This is a guest post from Scott Grayson.
It is no secret that our reflexes slow down as we age. Psychologists and other researchers have determined that as we age, our cognitive ability to consider our surroundings and make appropriate decisions slows down significantly after age 65.
Many gerontologists and psychologists today believe we can train our brains to improve our response times. After reviewing data from a University of Kentucky study on brain games and aging adults, Dr. Susan Whitbourne, Ph.D., said the results showed it is possible to “overcome the effects of aging on the mind and body through exercise, practice, and just plain determination”. Another encouraging finding of the study was that improvements were still evident two years after participants discontinued brain-training activities.
Aging Affects Older Drivers
Just slowing the deficits that naturally come with aging is a phenomenal benefit for older citizens who want to remain engaged in an active lifestyle. Recently, new benefits are available to older adults who take an active role in monitoring their personal-response times.
Jerry Edgerton, a columnist and contributor for CBS News, reported on pilot programs targeted at older drivers sponsored by coverage providers. The pilot programs engaged older drivers in brain-training exercises designed to improve the peripheral-vision field, thereby improving response time and reaction to dangerous-driving conditions. Insurance companies are responding positively to the pilot studies.
Along with the benefits of lower rates through brain training, companies offer tips to keep your good-driving record. Drivers should take an active role to ensure they enjoy vehicle insurance discounts.
Here are a few tips on how you can ensure that you are maintaining safe driving habits while holding onto your right to stay on the road.
- Drive the speed limit – Too slow is just as dangerous as too fast.

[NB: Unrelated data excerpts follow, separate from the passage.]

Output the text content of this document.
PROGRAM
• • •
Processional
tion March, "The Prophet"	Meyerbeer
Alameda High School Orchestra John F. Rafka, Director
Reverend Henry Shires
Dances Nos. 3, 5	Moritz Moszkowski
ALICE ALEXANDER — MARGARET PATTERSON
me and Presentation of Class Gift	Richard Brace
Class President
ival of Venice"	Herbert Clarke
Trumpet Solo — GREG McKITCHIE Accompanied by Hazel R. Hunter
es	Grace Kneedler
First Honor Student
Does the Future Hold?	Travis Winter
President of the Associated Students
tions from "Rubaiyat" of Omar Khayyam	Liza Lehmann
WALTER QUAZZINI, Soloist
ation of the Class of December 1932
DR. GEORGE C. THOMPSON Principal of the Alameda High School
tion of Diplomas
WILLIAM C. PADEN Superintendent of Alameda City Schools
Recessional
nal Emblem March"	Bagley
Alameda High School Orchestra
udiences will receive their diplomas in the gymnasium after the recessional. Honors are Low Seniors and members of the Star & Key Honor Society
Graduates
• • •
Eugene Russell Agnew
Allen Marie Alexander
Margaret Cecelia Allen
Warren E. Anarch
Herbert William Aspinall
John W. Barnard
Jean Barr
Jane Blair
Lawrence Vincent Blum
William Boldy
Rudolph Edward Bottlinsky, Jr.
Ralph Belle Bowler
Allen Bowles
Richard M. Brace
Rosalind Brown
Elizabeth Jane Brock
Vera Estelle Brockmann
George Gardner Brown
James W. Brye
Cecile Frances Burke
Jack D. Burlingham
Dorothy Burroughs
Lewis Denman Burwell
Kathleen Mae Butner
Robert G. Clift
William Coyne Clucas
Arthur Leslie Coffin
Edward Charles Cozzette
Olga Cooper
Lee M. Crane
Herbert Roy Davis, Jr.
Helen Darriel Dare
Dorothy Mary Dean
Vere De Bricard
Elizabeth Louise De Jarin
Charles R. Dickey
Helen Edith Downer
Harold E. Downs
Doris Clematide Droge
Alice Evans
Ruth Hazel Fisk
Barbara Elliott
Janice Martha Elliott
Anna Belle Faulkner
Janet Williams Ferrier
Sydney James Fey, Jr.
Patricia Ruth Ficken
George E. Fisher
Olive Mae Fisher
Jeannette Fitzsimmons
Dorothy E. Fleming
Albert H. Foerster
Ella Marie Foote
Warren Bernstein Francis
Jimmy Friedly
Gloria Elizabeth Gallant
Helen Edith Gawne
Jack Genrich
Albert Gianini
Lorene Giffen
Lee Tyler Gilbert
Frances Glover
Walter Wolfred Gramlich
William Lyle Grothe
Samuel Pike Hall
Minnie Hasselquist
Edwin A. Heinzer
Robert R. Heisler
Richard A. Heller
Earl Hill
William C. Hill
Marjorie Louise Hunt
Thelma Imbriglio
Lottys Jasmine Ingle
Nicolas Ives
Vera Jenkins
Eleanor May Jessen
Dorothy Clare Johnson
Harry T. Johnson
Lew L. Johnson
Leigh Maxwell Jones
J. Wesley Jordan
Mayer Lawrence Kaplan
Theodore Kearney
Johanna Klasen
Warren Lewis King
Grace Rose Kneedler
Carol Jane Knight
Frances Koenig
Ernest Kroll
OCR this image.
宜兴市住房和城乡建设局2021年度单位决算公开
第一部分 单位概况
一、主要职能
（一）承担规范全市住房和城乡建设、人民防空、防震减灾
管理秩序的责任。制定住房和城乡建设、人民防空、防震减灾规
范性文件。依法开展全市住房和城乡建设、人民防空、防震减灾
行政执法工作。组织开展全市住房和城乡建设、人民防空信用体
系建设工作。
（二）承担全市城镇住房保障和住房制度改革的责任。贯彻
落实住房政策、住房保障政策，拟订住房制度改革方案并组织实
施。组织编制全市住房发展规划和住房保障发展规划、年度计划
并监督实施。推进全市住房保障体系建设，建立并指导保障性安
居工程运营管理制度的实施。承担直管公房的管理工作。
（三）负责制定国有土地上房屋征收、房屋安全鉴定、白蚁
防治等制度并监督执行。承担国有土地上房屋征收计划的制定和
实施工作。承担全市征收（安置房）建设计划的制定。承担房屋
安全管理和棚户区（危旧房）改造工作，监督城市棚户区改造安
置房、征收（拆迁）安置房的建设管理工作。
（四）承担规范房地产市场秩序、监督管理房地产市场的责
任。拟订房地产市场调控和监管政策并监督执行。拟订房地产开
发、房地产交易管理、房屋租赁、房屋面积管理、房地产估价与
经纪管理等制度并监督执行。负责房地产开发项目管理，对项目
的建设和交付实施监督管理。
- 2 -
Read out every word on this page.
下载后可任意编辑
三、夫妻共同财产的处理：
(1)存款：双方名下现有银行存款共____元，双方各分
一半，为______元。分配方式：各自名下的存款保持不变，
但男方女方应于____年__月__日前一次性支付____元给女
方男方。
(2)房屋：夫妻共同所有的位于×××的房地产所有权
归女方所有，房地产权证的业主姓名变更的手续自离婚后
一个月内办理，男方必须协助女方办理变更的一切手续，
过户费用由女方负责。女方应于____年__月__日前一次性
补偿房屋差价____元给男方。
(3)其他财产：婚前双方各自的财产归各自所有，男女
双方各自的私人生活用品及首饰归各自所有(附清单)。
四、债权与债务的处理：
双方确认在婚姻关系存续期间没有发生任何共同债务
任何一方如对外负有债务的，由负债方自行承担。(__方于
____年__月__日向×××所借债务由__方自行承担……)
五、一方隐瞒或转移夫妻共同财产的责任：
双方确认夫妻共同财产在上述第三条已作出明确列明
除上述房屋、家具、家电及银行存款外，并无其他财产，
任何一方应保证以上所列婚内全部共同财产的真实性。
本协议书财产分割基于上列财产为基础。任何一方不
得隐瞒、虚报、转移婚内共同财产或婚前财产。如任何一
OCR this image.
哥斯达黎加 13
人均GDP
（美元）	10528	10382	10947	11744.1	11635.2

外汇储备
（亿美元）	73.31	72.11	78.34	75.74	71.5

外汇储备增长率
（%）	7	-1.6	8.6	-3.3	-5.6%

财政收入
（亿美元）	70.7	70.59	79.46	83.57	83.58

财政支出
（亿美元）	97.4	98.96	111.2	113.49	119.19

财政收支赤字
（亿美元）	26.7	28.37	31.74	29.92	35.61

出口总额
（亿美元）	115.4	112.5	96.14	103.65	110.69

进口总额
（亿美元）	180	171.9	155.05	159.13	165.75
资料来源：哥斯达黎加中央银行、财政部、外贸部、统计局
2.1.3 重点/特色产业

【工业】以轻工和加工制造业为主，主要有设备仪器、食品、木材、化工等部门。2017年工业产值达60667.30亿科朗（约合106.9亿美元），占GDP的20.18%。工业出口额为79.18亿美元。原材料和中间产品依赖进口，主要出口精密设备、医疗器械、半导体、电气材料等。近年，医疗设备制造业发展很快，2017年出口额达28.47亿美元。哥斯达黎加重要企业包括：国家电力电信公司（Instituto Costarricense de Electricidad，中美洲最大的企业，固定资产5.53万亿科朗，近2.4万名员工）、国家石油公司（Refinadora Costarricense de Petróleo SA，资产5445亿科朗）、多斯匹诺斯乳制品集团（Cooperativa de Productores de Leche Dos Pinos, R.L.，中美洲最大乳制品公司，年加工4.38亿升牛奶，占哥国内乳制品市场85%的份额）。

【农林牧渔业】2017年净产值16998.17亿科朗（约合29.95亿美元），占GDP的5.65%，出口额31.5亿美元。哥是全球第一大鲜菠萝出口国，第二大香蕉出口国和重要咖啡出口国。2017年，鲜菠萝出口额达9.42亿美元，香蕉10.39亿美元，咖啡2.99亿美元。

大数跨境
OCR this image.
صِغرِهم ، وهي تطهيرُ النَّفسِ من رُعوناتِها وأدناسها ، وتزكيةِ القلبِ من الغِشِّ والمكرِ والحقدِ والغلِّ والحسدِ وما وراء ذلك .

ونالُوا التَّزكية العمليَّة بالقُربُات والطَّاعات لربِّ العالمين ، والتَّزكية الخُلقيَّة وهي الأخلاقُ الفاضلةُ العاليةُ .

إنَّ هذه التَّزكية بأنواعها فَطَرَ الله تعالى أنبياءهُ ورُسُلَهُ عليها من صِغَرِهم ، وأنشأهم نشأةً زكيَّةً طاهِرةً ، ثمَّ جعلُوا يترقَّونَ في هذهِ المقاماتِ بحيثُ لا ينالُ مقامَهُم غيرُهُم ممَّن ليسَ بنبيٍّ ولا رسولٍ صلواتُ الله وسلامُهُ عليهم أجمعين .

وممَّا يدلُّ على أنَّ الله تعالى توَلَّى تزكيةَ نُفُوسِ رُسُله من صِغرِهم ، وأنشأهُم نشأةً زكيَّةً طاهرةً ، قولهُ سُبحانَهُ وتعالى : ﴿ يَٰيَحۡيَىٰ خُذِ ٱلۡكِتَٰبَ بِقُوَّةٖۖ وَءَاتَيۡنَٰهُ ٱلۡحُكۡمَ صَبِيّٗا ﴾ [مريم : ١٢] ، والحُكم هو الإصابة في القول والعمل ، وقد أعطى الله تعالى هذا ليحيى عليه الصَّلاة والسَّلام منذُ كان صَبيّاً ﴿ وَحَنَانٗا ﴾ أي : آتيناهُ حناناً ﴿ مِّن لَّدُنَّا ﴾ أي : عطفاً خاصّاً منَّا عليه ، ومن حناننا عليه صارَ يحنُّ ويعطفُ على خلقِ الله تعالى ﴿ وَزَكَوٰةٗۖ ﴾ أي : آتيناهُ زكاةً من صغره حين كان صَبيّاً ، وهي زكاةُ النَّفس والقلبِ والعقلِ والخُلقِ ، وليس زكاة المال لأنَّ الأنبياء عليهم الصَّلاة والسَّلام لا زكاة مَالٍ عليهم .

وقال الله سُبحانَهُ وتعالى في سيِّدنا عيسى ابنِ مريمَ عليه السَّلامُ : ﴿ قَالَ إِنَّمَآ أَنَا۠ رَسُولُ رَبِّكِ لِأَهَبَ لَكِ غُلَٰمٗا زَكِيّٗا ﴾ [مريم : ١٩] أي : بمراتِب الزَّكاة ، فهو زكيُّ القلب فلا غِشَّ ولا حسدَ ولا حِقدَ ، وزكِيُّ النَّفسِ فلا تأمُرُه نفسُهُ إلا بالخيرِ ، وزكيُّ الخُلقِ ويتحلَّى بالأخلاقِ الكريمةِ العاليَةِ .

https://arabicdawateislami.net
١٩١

- Keep informed about current laws – Watch for new stop lights and speed-limit changes in your town.
- Take a driving course designed for people over the age of 55 – Courses are available online and in a classroom setting in most areas.
- Evaluate your car for comfort and function – Be sure the car is not too large or two small, check for blind spots, adjust your seat for the best vision field around you.
Use Tools for Aging Drivers
It might seem as if it’s a sign of getting older to use anti-lock braking systems and lane-departure warning systems, but not a sign of weakness. Age offers experience and intelligence and the appreciation for safety, which is why AAA offers anti-lock braking systems at a special discount to the elderly.
Another handy tip to keep in mind is filling your tires with Nitrogen. Popular Mechanic’s Mike Allen suggests that since Nitrogen is less likely to migrate through rubber than oxygen, keeping air pressure in a tire that is filled with Nitrogen will be stronger for a longer period of time, which cuts the likelihood of having to change a flat tire in half.
These safety tips are designed help drivers of all ages practice safer driving habits while on the road. If you are considering a new car, make this part of your discussion with the sales agent. Contact your policy agent or auto dealer for information about your car’s technology. Understanding how these systems work will offer you a safer and, in the end, a more enjoyable driving experience.
Aging drivers over the age of 65 will become the largest driver pool in our nation within 15 years. Finding ways to improve their safety on the road, while working with their waning reflexes, means a safer driving experience for them and everyone else who shares the road with them.